Kashagan May Fail to Restart this Year if Offshore Pipes Damaged


ASTANA, April 7 (Reuters) – Output at Kazakhstan's huge Kashagan oilfield may fail to restart this year if test results expected in May show cracks in the offshore part of its pipeline network, Kazakh Oil and Gas Minister Uzakbai Karabalin said on Monday. 
An inspection of the pipelines is under way and "suspicions have emerged" of microcracks in those laid in the Caspian Sea, Karabalin told reporters.

Kazakhstan, Central Asia's largest economy and the second-largest post-Soviet oil producer after Russia, is pinning hopes for future prosperity on Kashagan, whose recoverable reserves are estimated at 9 billion to 13 billion barrels of oil.

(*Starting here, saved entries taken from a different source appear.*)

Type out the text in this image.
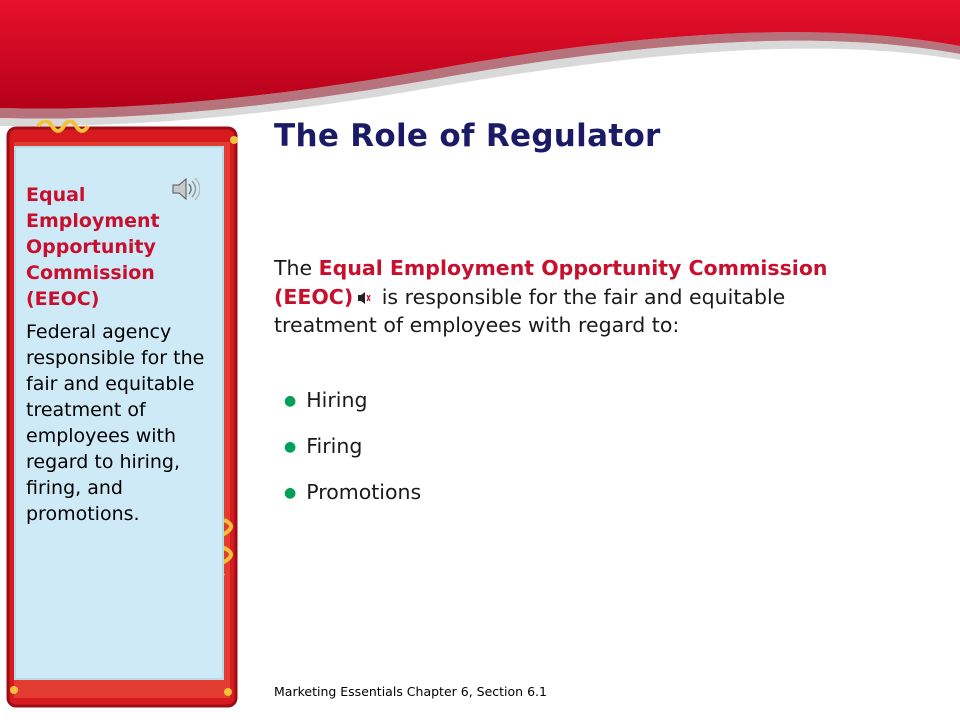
Equal Employment Opportunity Commission (EEOC)

Federal agency responsible for the fair and equitable treatment of employees with regard to hiring, firing, and promotions.

The Role of Regulator

The Equal Employment Opportunity Commission (EEOC) is responsible for the fair and equitable treatment of employees with regard to:

● Hiring
● Firing
● Promotions

Marketing Essentials Chapter 6, Section 6.1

Production at the offshore deposit, the world's biggest oil find in 35 years, started in September but halted in early October after the detection of gas leaks in the $50 billion project's pipeline network.

Asked when output could be restarted, Karabalin said: "It's impossible to say anything right now ... because suspicions have emerged that there may be microcracks in the offshore stretch of the pipeline as well."

He said closer checks of "possible risks offshore" were hampered by ice melting in the shallow Caspian Sea. These checks must be completed in late May, he said.

"Then it will be clear whether there are cracks in the offshore part of the pipeline network. If they really are there, this would lengthen the duration of previously planned work.

"Contractors have various scenarios - the easiest one is if it's just onshore. In this case, this can be mended and then, probably, it (output) will be this year."